Mão-boba nada boba
Por Maria Lucia Rangel*
O funkeiro MC Biel não se sentiu nada intimidado com a plateia de jornalistas ao agredir a repórter do IG. Ela preferiu ficar incógnita mas deu parte à polícia das barbaridades que ouvir do cantor de 20 anos que prefere se definir como “menino, menino que brinca, menino sem papas na língua, menino que sorri”. Vamos ver se ele vai sorrir se for condenado pela Justiça.
Volto no tempo, mais especificamente à redação do Jornal do Brasil dos anos 70, na Avenida Brasil. Claro que também lá havia assédio sexual. Muitas vezes mascarado por uma cantada ou uma paquera mais tátil, digamos assim. E raramente com testemunhas. A grosseria – como a praticada por Biel – acontecia geralmente de cima pra baixo, com um “poderoso” constrangendo uma funcionária. As repórteres, resguardadas por seu status–naquele tempo assinar matéria em jornal era como mostrar a cara na Globo—raramente eram atacadas pelos marmanjos de descontrolada libido.

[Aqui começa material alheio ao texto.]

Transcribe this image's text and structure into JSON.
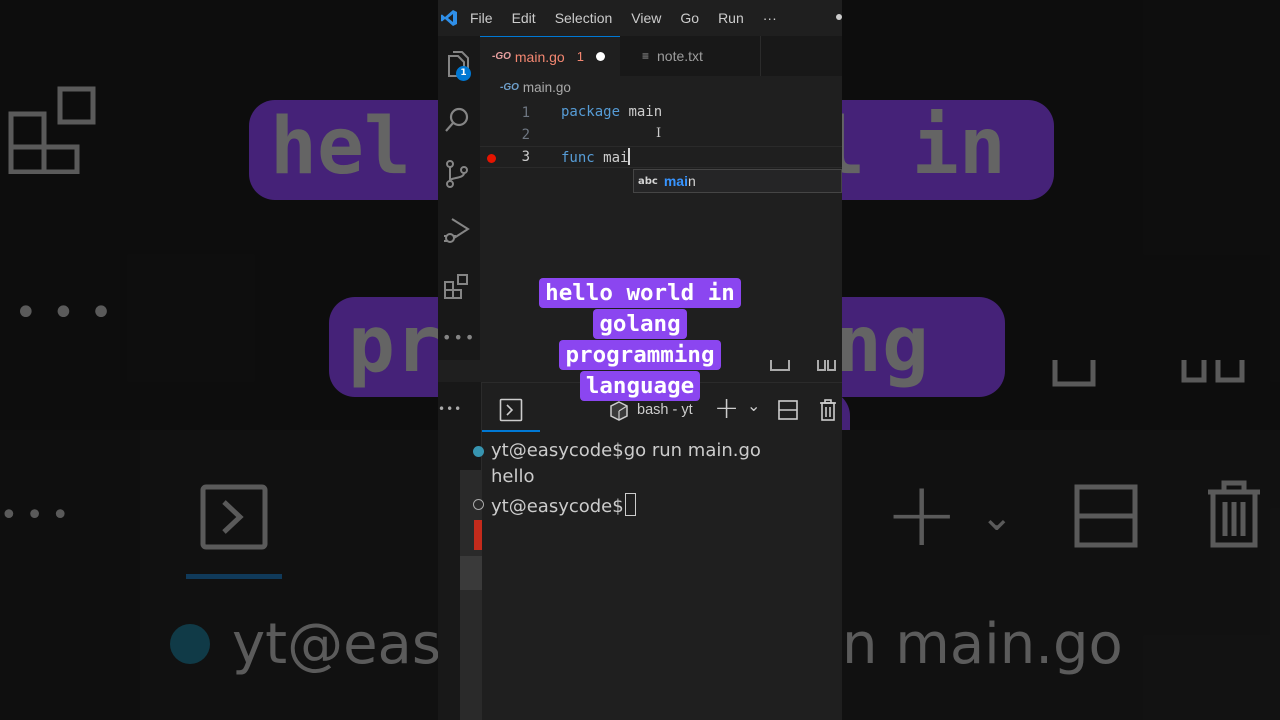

O assédio sexual mais escandaloso e comentado que aconteceu no JB foi protagonizado pelo jornalista Isaías Pilsen (nome fictício). Ele com um currículo profissional alentado e já beirando os 50 anos: secretário da revista Joia, na Bloch Editores; diretor-executivo da revista Seleções, em Portugal; um dos produtores do primeiro programa de TV sobre Israel – Israel em foco – e tradutor. Cheinho, careca, feio, simpático para alguns, era como o via. Adorava o Zózimo e vivia em sua sala contando casos. Não era um jornalista amigo da redação, que saísse para um chopp ou fosse convidado para uma de nossas festas. Sempre preferiu os colunistas.

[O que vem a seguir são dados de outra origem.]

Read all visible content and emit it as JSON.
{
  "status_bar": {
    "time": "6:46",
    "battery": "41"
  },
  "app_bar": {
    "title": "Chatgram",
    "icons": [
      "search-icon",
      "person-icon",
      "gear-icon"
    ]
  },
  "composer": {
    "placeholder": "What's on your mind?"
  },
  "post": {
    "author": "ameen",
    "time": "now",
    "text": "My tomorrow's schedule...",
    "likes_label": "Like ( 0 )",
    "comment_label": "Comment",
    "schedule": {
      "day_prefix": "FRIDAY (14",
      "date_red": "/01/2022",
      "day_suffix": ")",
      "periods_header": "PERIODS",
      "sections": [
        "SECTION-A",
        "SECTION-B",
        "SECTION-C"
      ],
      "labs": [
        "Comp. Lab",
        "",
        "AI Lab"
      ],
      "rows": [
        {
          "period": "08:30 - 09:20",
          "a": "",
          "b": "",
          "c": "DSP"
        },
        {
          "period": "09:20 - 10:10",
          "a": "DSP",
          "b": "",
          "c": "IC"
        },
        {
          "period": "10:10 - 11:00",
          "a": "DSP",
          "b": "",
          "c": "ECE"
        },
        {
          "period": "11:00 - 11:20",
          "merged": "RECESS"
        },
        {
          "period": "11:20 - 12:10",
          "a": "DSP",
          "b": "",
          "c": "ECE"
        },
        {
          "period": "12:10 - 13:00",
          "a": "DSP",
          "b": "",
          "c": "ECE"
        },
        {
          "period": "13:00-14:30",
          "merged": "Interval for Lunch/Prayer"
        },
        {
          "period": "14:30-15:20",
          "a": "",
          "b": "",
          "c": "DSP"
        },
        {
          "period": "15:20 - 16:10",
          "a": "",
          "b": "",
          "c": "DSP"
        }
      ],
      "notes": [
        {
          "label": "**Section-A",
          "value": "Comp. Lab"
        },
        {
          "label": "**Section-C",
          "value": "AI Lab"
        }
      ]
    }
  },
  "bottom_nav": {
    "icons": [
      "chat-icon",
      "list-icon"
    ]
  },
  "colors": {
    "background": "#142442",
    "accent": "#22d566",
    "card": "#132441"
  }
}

Certo dia começou a correr um boato que Pilsen havia assediado a secretária que fiscalizava o hall dos elevadores do 6º andar, exatamente o andar da redação. A moça, loura e muito jovem, estava em sua mesa de trabalho quando o jornalista primeiro se aproximou com um papo insinuante—e de repente, sem mais nem menos, passou-lhe a mão num dos seios. Apesar de perplexa com o ocorrido, a vítima denunciou o assédio à redação, cuja solidariedade foi imediata. Durante uma semana só se falou disso no jornal—e também em outras redações. Pilsen passava cabisbaixo pelos corredores, na vã tentativa de comprar a indulgência dos colegas, mas sua chantagem sentimental não colou.
E o que aconteceu? A secretária foi demitida. Sumariamente. Em pleno anos 70 de Leila Diniz, ela foi pra rua. A vingança resumiu-se ao apelido que caiu como uma luva em Pilsen: Amigo do peito. Ele morreu há alguns anos e até hoje todos só se lembram do apelido. Nada mais justo.

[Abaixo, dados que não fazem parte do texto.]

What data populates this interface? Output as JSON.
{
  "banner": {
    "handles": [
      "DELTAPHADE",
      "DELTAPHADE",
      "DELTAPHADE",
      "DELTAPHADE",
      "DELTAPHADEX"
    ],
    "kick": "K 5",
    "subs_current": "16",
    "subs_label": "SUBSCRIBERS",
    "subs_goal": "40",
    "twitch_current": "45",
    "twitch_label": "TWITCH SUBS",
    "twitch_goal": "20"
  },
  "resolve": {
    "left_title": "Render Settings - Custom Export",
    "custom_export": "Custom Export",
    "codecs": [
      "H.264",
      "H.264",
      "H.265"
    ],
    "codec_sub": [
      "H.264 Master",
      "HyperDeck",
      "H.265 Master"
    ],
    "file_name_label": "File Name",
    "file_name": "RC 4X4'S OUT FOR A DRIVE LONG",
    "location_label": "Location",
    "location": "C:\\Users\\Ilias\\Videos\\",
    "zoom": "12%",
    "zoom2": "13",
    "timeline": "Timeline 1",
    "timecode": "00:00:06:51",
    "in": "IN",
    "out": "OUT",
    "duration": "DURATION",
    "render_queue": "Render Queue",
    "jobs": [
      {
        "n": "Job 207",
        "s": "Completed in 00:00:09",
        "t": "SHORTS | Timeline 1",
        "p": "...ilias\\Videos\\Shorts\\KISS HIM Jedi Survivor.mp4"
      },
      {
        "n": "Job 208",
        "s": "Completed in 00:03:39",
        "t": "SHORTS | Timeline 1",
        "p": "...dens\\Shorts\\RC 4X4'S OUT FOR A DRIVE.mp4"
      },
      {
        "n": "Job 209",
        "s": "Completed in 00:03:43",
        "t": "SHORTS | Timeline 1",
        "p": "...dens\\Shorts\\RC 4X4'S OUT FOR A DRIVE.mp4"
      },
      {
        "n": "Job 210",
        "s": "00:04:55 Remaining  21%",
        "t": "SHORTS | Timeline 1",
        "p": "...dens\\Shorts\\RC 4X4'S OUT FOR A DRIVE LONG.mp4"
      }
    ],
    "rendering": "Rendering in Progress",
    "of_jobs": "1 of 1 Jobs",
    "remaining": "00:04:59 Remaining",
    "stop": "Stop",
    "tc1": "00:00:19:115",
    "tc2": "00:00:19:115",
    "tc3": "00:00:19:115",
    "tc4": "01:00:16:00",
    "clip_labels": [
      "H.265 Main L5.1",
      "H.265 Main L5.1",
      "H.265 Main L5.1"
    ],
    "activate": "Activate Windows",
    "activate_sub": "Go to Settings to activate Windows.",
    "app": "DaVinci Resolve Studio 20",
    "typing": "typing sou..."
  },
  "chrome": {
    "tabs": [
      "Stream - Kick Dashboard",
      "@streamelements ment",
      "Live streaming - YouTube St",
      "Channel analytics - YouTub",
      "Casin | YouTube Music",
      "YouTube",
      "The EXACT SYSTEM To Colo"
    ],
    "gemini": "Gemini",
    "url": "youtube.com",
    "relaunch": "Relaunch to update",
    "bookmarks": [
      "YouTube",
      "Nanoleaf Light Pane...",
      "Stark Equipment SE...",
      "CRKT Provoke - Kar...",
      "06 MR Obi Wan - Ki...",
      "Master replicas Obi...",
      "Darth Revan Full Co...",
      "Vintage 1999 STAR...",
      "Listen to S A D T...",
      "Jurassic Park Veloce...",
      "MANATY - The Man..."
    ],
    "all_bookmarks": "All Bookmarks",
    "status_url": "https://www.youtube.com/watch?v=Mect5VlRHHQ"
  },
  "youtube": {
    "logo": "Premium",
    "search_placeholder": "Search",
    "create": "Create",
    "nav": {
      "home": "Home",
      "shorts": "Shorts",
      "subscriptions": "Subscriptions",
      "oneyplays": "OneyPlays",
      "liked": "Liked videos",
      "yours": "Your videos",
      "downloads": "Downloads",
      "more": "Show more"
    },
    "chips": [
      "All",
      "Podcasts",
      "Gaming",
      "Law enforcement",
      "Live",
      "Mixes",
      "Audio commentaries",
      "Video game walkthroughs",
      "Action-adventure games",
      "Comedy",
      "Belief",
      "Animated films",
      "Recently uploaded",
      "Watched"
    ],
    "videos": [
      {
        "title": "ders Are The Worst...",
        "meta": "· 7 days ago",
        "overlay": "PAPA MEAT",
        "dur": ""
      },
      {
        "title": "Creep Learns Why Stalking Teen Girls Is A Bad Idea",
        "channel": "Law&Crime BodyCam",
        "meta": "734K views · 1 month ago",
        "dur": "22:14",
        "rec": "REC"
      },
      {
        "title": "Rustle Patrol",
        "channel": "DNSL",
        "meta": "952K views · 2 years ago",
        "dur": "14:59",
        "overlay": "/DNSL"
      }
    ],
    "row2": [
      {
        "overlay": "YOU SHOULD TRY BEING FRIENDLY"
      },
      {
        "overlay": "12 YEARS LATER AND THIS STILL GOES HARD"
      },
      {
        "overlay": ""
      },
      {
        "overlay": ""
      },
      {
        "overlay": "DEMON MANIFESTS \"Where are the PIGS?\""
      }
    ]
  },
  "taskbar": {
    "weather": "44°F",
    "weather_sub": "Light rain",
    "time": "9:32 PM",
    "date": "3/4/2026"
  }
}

Minha experiência é mais amena. Estava na Academia Brasileira de Letras preparando uma matéria sobre o chá das quintas-feiras. Entrevistava cada acadêmico quando um deles, quando estávamos sozinhos numa imensa sala, sentou-se no braço da minha cadeira e começou a passar a mão no meu rosto. Um carinho mal intencionado, percebi. Fiquei mais surpresa do que zangada, achando ridículo aquele velhinho pensar que a menina que eu era aceitaria aquele gesto passivamente. Levantei-me, disfarcei e saí. Com pena dele.